Dear Max,
Today marks the big milestone of you turning 6 months old! I know I’ve likely said this in every birthday note to your siblings, but wow, time truly flies. It feels like you’ve been part of our family forever, completing us in the best way possible.
Reflecting on the past six months feels like hitting the jackpot. I couldn’t have asked for a better baby. You have such a unique and delightful temperament that I hope you carry with you throughout your life. From the moment you entered this world, you’ve been calm, serene, and an absolute joy to have around. Honestly, if I had to count the times you’ve really cried, I’d barely need one hand! You eat, sleep, and smile—keeping it simple. Just like your dad always says, “You can’t spell smiles without Max.”
You radiate happiness just by being near those who love you. There’s nothing quite like showering you with kisses and seeing your eyes light up as you smile back.
I knew before you even arrived that letting go of the baby phase would be tough. But here you are, my last baby, and I’m so grateful for you. Your cheerful personality makes it easy for me to savor every moment. People have been telling me for years, “Enjoy it; it goes by too fast.” I used to find that saying irritating, but now I see how right they were, just in time to truly appreciate the last six months.
I vividly remember the day your oldest sister turned 6 months. I dressed her up in her fanciest party dress (even though we weren’t going anywhere) and showered her with gifts. We celebrated like there was no tomorrow! I was bursting with excitement, anticipating all the new things she’d soon be doing—crawling, walking, talking. Then, before I knew it, I was shopping for first-grade supplies!
I fully understand how quickly time passes, so I’m genuinely trying to relish every minute with you. Sometimes, it feels like I’m racing against time, and time is winning. But you make it easy to slow down and enjoy our moments together. Even when you’re being juggled between Bible camp and swim lessons in this sweltering heat, you still manage to smile.

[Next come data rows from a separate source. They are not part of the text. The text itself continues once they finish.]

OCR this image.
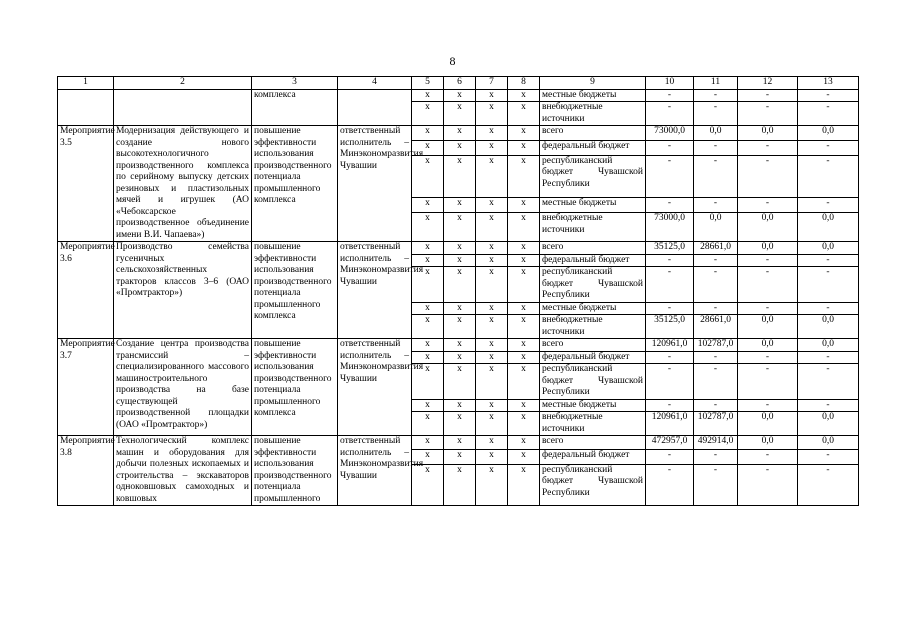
8
1	2	3	4	5	6	7	8	9	10	11	12	13
		комплекса		x	x	x	x	местные бюджеты	-	-	-	-
				x	x	x	x	внебюджетные источники	-	-	-	-
Мероприятие 3.5	Модернизация действующего и создание нового высокотехнологичного производственного комплекса по серийному выпуску детских резиновых и пластизольных мячей и игрушек (АО «Чебоксарское производственное объединение имени В.И. Чапаева»)	повышение эффективности использования производственного потенциала промышленного комплекса	ответственный исполнитель – Минэкономразвития Чувашии	x	x	x	x	всего	73000,0	0,0	0,0	0,0
				x	x	x	x	федеральный бюджет	-	-	-	-
				x	x	x	x	республиканский бюджет Чувашской Республики	-	-	-	-
				x	x	x	x	местные бюджеты	-	-	-	-
				x	x	x	x	внебюджетные источники	73000,0	0,0	0,0	0,0
Мероприятие 3.6	Производство семейства гусеничных сельскохозяйственных тракторов классов 3–6 (ОАО «Промтрактор»)	повышение эффективности использования производственного потенциала промышленного комплекса	ответственный исполнитель – Минэкономразвития Чувашии	x	x	x	x	всего	35125,0	28661,0	0,0	0,0
				x	x	x	x	федеральный бюджет	-	-	-	-
				x	x	x	x	республиканский бюджет Чувашской Республики	-	-	-	-
				x	x	x	x	местные бюджеты	-	-	-	-
				x	x	x	x	внебюджетные источники	35125,0	28661,0	0,0	0,0
Мероприятие 3.7	Создание центра производства трансмиссий – специализированного массового машиностроительного производства на базе существующей производственной площадки (ОАО «Промтрактор»)	повышение эффективности использования производственного потенциала промышленного комплекса	ответственный исполнитель – Минэкономразвития Чувашии	x	x	x	x	всего	120961,0	102787,0	0,0	0,0
				x	x	x	x	федеральный бюджет	-	-	-	-
				x	x	x	x	республиканский бюджет Чувашской Республики	-	-	-	-
				x	x	x	x	местные бюджеты	-	-	-	-
				x	x	x	x	внебюджетные источники	120961,0	102787,0	0,0	0,0
Мероприятие 3.8	Технологический комплекс машин и оборудования для добычи полезных ископаемых и строительства – экскаваторов одноковшовых самоходных и ковшовых	повышение эффективности использования производственного потенциала промышленного	ответственный исполнитель – Минэкономразвития Чувашии	x	x	x	x	всего	472957,0	492914,0	0,0	0,0
				x	x	x	x	федеральный бюджет	-	-	-	-
				x	x	x	x	республиканский бюджет Чувашской Республики	-	-	-	-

When I’m in tears because I know it’s the last time I’ll swaddle one of my babies, you giggle and make me smile in return. At night, when you’re ready to sleep, you settle into my arms, as if you know I can’t bear to put you down just yet.

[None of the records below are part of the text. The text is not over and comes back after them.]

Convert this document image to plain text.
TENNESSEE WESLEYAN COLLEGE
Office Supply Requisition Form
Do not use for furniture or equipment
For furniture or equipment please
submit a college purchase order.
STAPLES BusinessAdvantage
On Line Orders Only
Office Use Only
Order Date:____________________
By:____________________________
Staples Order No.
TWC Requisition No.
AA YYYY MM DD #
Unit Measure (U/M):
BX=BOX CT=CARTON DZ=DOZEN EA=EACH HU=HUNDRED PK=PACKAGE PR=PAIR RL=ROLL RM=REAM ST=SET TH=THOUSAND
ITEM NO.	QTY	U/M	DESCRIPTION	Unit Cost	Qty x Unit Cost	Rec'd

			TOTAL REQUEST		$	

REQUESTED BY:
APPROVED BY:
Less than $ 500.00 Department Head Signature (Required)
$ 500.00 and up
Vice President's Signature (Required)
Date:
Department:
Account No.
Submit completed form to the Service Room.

I know it’s time to transition you to your own room, but every morning I wake up and peek at your big, grinning face. If I could gather all your siblings back into the rock n’ play next to my bed for just one more night, I would do it in a heartbeat. So, for now, I’ll keep you close for a little while longer.
I celebrate all your milestones with joy, just as I did with your siblings, but there’s a tinge of sadness too. Each of your firsts means I’m saying goodbye to cherished stages of my life. While I’ll always cheer you on to reach the next big thing, know that I’ll do so with a lump in my throat because you’re my last little one.

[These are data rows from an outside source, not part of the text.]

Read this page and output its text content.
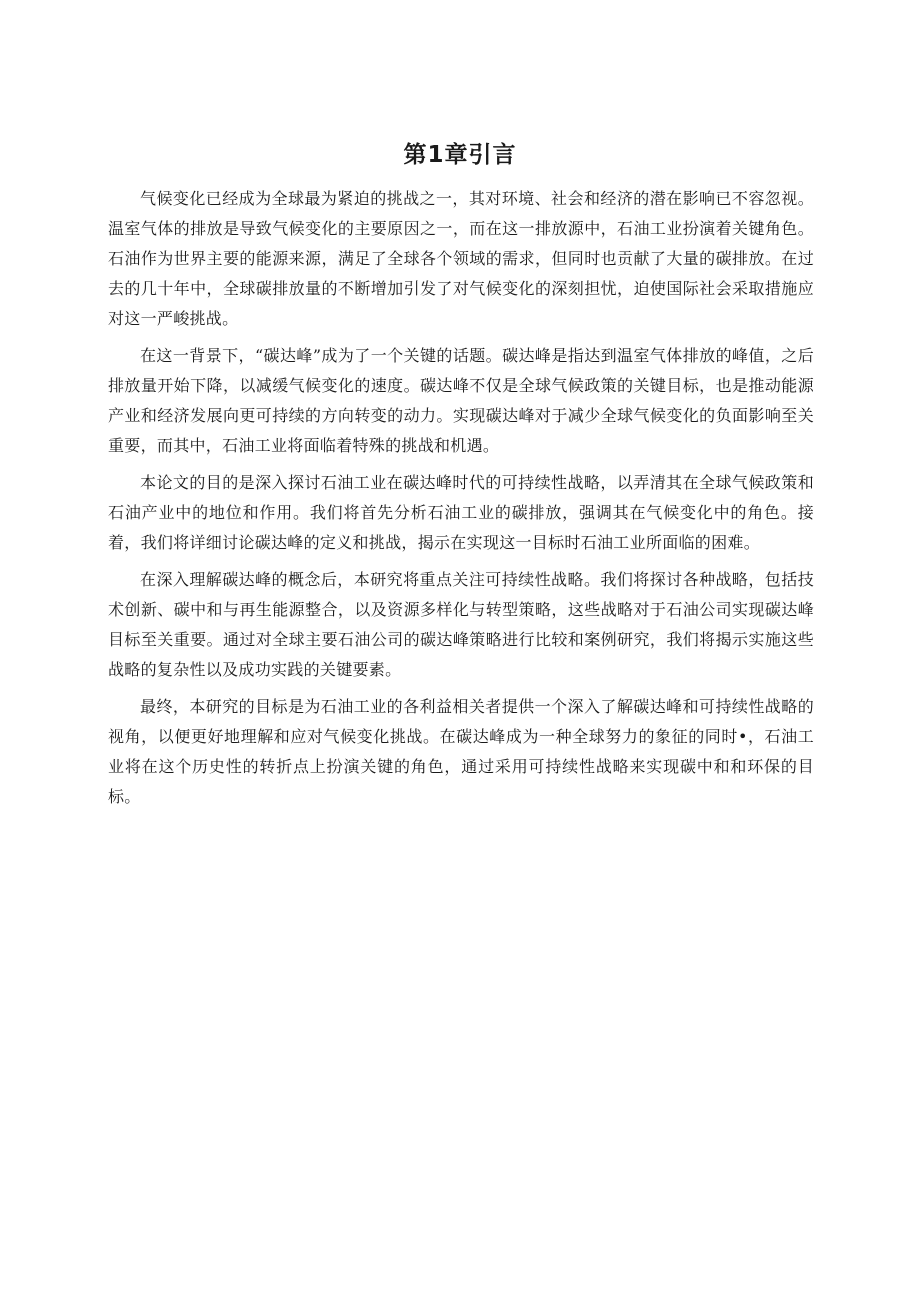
第1章引言

气候变化已经成为全球最为紧迫的挑战之一，其对环境、社会和经济的潜在影响已不容忽视。温室气体的排放是导致气候变化的主要原因之一，而在这一排放源中，石油工业扮演着关键角色。石油作为世界主要的能源来源，满足了全球各个领域的需求，但同时也贡献了大量的碳排放。在过去的几十年中，全球碳排放量的不断增加引发了对气候变化的深刻担忧，迫使国际社会采取措施应对这一严峻挑战。

在这一背景下，“碳达峰”成为了一个关键的话题。碳达峰是指达到温室气体排放的峰值，之后排放量开始下降，以减缓气候变化的速度。碳达峰不仅是全球气候政策的关键目标，也是推动能源产业和经济发展向更可持续的方向转变的动力。实现碳达峰对于减少全球气候变化的负面影响至关重要，而其中，石油工业将面临着特殊的挑战和机遇。

本论文的目的是深入探讨石油工业在碳达峰时代的可持续性战略，以弄清其在全球气候政策和石油产业中的地位和作用。我们将首先分析石油工业的碳排放，强调其在气候变化中的角色。接着，我们将详细讨论碳达峰的定义和挑战，揭示在实现这一目标时石油工业所面临的困难。

在深入理解碳达峰的概念后，本研究将重点关注可持续性战略。我们将探讨各种战略，包括技术创新、碳中和与再生能源整合，以及资源多样化与转型策略，这些战略对于石油公司实现碳达峰目标至关重要。通过对全球主要石油公司的碳达峰策略进行比较和案例研究，我们将揭示实施这些战略的复杂性以及成功实践的关键要素。

最终，本研究的目标是为石油工业的各利益相关者提供一个深入了解碳达峰和可持续性战略的视角，以便更好地理解和应对气候变化挑战。在碳达峰成为一种全球努力的象征的同时•，石油工业将在这个历史性的转折点上扮演关键的角色，通过采用可持续性战略来实现碳中和和环保的目标。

My hope for you, Max, is to remain as happy as you are today throughout your life. Your joy is infectious! Over these past six months, it feels like everyone in our family smiles a bit brighter. Your friendly smiles have brightened the days of family, friends, and even strangers at the store. Your presence has brought a joy to my heart that I’ve never experienced before. For that, I thank you, Max, my precious last baby.